By Chris Moraitis, Secretary of the Attorney-General’s Department
Few areas of the Attorney-General’s Department’s diverse span of work are immune from international developments. Areas of law that were almost exclusively the domain of domestic governments have increasingly taken on international dimensions. Inevitably, our responsibilities for national security and emergency management are directly affected by events overseas.
The Attorney-General’s Department, along with colleagues from across Government, is deeply engaged in the development of Australia’s next Foreign Policy White Paper because of the interlinkages between our domestic responsibilities and international affairs.
In our globally connected world, the development of technology, the portability of information and finance, and the rapid growth in e-commerce requires policy development and operational cooperation in areas of cyber security, privacy law, and cross-border dispute resolution.
The internet and other digital technologies allow old crimes to be committed in new ways – encryption technologies and the ‘dark web’ are utilised to launder money, steal identities and to distribute child exploitation material. Without cooperation from other countries, we cannot respond effectively to transnational crime, extradite offenders or obtain evidence from overseas to investigate or even sometimes prosecute those involved in criminal activity. By working with our regional neighbours to strengthen legal frameworks in areas such as human trafficking, people smuggling and money laundering, we have also improved international crime cooperation in the Indo-Pacific.
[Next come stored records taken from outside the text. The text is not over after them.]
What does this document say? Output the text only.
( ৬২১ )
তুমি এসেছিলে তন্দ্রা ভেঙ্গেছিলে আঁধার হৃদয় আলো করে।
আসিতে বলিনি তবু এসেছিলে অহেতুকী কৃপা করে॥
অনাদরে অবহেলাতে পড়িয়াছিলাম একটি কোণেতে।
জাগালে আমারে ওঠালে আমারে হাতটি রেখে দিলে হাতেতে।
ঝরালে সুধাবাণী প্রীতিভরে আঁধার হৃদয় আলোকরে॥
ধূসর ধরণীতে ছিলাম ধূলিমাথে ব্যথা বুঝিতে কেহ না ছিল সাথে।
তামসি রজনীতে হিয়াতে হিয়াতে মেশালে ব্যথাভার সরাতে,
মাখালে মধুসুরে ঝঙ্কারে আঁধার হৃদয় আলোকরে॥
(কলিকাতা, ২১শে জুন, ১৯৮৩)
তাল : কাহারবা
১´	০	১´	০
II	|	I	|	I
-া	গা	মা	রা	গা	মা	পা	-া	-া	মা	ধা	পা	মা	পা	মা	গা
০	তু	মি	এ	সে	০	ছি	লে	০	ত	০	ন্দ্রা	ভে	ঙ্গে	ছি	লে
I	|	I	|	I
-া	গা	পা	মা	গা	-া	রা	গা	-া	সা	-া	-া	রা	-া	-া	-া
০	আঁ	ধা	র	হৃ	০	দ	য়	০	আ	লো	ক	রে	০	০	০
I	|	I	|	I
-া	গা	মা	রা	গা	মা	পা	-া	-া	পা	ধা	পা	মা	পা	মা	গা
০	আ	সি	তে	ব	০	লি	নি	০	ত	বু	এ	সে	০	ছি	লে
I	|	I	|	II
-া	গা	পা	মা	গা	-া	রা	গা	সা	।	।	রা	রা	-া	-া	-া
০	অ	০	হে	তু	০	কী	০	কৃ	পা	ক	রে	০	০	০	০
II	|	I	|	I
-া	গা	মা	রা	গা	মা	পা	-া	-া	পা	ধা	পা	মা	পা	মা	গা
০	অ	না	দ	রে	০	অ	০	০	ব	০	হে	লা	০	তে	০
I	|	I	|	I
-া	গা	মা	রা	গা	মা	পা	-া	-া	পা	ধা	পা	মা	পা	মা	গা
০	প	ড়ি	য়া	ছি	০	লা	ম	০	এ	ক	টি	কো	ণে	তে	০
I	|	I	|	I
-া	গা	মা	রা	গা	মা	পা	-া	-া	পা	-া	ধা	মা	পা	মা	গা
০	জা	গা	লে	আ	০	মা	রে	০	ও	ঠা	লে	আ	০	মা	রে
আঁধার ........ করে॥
Strong, close and enduring relationships with international partners are equally essential to mitigate the threats posed by terrorism and violent extremism. Foreign fighters transiting across the region present challenges for our security and law enforcement agencies that require collaborative regional responses. Our partnerships with key allies to counter terrorism and violent extremism continue to grow in importance, through operational cooperation and by learning from each other’s experiences.
Foreign investment in Australia is a constant, as overseas investors look for new investment opportunities and Australian asset owners seek to free up capital held in critical infrastructure. Australian businesses are also likely to continue to outsource and move functions offshore and take advantage of developments in technology. Therefore, in critical infrastructure policy, we have to manage increased risks to Australia and Australian overseas interests at the same time as encouraging foreign investment.
Increased legal migration can give rise to cross border family disputes, requiring the resolution of conflicts between different countries’ legal systems and the management of obligations for child protection and maintenance. Conflicts between different cultural traditions and human rights may also need resolution. For example, it is against Australian law to force someone to marry, although it may be acceptable in some cultures.
The increasing incidence and severity of natural disasters poses challenges for how best we can support people and communities in Australia and also our region to be more resilient, to lessen the burden of disasters and aid recovery. Building the capacity of countries in our region to manage disasters reduces their reliance on countries such as Australia.
By engaging internationally, the Attorney-General’s Department can fulfil our brief to provide Australians with access to justice and to keep our community safe and secure.
Mr Chris Moraitis PSM is Secretary of the Attorney-General’s Department, a position he has held since September 2014. Before joining the Attorney-General’s Department, Chris was a career officer in the Department of Foreign Affairs and Trade, where he held several executive positions including Deputy Secretary. Chris has served as High Commissioner to Papua New Guinea and was posted to Paris, Madrid and Geneva. Chris was awarded the Public Service Medal in 2014 for outstanding public service to Australia’s international affairs. Chris has Bachelor of Arts and Bachelor of Laws degrees from the University of Melbourne and a Masters of International Law from the Australian National University. He was admitted to practice in Victoria as a Barrister and Solicitor in 1988.